New White Paper: optimal team size

Lean and Super7 Operations work with small, autonomous teams. Exactly how small should our small autonomous teams be?

This is the question the manager of the central back-office of a large Dutch retail bank asked me, when I proposed the idea of autonomous team to him. At the time, I was working on a project to introduce customer focus and to realise same-day processing in his organisation. I came up with an innovative organisation design, in which small teams are responsible for their work for that day, i.e. all customer request of a certain type that the bank had received that day. After successful pilots, the organisation wanted to introduce this way of working for all (ca. 400) employees. That’s when this question came up…
 
From experience, I knew that the teams shouldn’t be too big: the pilots were done with teams of 5 – 7 persons. However, factual substantiation was needed. A quick search showed me that a lot of research had been done on Agile / Scrum teams, so that’s where I started. And this article is the result: a literature search on the optimal team size for autonomous teams.

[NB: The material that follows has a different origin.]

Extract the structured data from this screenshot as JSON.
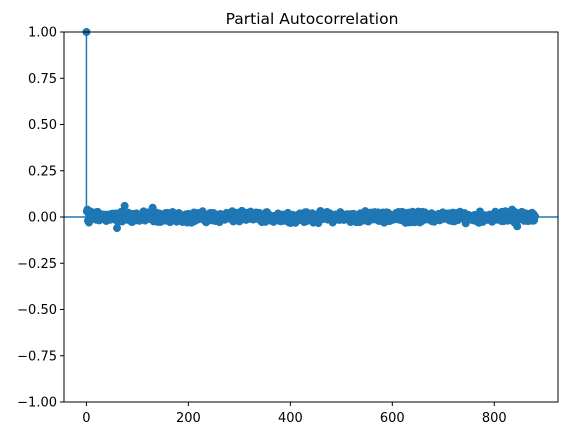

My conclusion is: Organisational design isn’t an exact science. As an engineer, I would have loved to have found statistically sound measurements on the effectiveness of teams of different sizes – but in truth, I think that team size isn’t the main driver for team effectiveness. However, if your customer, the type of work your customer asks you to do, requires your organisation to work in small teams, I would suggest – as I did to the manager of the banking back office: small teams consist of 5 to 9 persons. Or, If the flexibility of your workforce allows this, as it did in the case of the banking back office: flexible team size, ranging from 5 on slow days to 9 on a busy day.

At the moment of writing, the banking back office has implemented the new way of working, and has asked me to do a ‘check-up’ on effectiveness of the new organisation. I can’t wait to start: Ï wonder what I will find, but I bet that it will be inspiration for several articles on CoOperationalExcellence.nl!